"As violence in Iraq reaches unnerving levels
in 2006, a second front in the war rages at the highest levels of the
Bush administration. In his fourth book on President George W. Bush, Bob
Woodward takes readers deep inside the tensions, secret debates,
unofficial backchannels, distrust and determination within the White
House, the Pentagon, the State Department, the intelligence agencies and
the U.S. military headquarters in Iraq. With unparalleled intimacy and
detail, this gripping account of a president at war describes a period
of distress and uncertainty within the U.S. government from 2006 through
mid-2008." "The White House launches a secret strategy review that
excludes the military. General George Casey, the commander in Iraq,
believes that President Bush does not understand the war and eventually
concludes he has lost the president's confidence. The Joint Chiefs of
Staff also conduct a secret strategy review that goes nowhere. On the
verge of revolt, they worry that the military will be blamed for a
failure in Iraq." "Secretary of State Condoleezza Rice strongly opposes a
surge of additional U.S. forces and confronts the president, who
replies that her suggestions would lead to failure. The president keeps
his decision to fire Secretary of Defense Donald Rumsfeld from Vice
President Dick Cheney until two days before he announces it. A retired
Army general uses his high-level contacts to shape decisions about the
war, as Bush and Cheney use him to deliver sensitive messages outside
the chain of command." "For months, the administration's strategy
reviews continue in secret, with no deadline and no hurry, in part
because public disclosure would harm Republicans in the November 2006
elections. National Security Adviser Stephen J. Hadley tells Rice,
"We've got to do it under the radar screen because the electoral season
is so hot."" "The War Within provides an exhaustive account of the
struggles of General David Petraeus, who takes over in Iraq during one
of the bleakest and most violent periods of the war. It reveals how
breakthroughs in military operations and surveillance account for much
of the progress as violence in Iraq plummets in the middle of 2007."

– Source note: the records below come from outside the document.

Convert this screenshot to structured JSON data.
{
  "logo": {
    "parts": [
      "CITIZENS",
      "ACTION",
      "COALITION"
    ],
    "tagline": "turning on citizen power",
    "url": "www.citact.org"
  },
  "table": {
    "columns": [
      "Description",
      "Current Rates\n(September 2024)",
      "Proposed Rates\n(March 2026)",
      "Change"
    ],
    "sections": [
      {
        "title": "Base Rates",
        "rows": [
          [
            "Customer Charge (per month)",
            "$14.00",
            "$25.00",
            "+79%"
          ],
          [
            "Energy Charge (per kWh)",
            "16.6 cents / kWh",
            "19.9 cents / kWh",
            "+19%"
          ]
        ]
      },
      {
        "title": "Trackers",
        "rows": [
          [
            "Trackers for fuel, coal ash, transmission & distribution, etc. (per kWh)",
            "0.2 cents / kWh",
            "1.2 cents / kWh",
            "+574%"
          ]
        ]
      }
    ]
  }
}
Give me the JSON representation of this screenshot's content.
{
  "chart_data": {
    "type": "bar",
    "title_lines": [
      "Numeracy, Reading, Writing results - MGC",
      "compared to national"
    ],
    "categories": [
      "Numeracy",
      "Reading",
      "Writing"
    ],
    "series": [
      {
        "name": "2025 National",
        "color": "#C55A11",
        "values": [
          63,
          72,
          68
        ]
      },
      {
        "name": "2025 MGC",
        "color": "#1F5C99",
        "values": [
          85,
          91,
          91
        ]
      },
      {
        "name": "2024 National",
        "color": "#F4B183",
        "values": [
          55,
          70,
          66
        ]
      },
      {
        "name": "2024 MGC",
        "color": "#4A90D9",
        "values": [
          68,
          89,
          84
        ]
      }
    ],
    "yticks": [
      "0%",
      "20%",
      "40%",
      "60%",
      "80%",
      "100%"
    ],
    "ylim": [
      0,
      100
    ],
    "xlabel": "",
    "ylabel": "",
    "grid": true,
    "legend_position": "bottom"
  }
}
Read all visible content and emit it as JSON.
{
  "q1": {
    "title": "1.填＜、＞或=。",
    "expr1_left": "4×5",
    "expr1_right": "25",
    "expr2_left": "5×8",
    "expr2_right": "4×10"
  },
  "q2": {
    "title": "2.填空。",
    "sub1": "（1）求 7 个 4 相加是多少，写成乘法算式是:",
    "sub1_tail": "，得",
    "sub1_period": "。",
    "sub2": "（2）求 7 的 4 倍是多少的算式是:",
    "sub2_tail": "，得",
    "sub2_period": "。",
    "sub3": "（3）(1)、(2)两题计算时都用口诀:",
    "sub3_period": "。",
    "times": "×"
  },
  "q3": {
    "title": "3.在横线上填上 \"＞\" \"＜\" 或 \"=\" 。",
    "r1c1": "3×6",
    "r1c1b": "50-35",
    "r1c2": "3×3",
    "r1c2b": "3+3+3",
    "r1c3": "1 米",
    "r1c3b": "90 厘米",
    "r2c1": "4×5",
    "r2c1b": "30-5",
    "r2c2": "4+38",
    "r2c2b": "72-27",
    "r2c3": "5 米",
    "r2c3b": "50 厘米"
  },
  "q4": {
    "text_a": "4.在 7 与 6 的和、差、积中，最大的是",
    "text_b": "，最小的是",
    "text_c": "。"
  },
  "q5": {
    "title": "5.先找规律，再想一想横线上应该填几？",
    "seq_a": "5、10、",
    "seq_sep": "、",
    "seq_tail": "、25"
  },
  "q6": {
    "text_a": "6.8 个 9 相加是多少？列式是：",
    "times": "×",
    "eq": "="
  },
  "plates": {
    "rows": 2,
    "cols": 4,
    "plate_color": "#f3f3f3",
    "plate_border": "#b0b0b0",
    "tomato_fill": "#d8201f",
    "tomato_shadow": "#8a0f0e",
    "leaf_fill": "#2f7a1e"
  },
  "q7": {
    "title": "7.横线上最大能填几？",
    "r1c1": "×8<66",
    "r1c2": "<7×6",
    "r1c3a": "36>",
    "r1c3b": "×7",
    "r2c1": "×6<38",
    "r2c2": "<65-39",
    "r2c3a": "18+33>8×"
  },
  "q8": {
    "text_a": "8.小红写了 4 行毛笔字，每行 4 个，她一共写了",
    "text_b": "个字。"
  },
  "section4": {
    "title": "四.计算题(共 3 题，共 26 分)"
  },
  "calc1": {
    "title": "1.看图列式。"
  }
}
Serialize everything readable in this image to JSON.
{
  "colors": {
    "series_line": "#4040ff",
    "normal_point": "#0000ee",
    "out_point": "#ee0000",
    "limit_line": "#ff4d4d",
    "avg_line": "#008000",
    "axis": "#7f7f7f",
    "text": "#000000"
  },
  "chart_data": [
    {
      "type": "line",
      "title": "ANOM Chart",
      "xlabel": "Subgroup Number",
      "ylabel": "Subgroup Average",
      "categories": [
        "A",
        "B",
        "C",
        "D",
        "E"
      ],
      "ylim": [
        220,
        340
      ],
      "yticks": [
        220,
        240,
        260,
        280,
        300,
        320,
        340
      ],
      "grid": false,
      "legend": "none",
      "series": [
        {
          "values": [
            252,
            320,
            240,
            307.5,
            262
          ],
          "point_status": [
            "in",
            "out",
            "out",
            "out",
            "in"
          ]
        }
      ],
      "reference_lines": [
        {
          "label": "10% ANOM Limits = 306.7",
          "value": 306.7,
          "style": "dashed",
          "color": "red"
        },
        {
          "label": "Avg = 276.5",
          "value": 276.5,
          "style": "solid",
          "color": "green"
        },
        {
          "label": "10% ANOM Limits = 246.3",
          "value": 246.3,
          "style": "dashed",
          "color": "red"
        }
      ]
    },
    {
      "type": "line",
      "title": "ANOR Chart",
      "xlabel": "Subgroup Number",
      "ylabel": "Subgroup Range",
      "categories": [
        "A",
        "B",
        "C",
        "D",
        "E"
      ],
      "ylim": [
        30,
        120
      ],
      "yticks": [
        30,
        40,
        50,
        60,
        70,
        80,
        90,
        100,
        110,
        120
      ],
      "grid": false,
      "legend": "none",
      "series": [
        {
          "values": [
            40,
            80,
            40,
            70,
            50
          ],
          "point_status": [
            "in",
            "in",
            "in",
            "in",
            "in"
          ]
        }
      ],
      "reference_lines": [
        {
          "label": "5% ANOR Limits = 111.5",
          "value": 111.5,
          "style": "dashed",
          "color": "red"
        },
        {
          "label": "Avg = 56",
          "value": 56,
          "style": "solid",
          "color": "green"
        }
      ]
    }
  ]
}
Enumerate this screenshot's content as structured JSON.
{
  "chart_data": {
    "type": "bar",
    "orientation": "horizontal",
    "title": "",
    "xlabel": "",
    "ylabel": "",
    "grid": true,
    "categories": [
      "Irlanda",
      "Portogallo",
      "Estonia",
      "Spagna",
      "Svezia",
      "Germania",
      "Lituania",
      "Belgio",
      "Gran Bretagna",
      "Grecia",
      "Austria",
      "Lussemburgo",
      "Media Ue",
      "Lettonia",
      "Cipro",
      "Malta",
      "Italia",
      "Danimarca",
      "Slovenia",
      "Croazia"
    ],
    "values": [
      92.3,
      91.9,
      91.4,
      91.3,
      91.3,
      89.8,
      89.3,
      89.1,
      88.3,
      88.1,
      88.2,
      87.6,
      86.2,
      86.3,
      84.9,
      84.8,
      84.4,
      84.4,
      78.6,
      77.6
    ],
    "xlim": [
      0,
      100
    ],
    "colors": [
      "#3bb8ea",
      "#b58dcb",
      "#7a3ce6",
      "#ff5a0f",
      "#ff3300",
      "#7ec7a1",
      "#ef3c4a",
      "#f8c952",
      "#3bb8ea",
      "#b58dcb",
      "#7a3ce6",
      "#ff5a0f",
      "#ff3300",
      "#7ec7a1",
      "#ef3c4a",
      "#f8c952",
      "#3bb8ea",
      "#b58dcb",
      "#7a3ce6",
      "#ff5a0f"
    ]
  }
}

"Woodward interviewed key players, obtained dozens of
never-before-published documents, and had nearly three hours of
exclusive interviews with President Bush. The result is a stunning,
firsthand history of the years from mid-2006, when the White House
realizes the Iraq strategy is not working, through the decision to surge
another 30,000 U.S. troops in 2007, and into mid-2008, when the war
becomes a fault line in the presidential election." "The War Within
addresses head-on questions of leadership, not just in war but in how we
are governed and the dangers of unwarranted secrecy."--BOOK JACKET.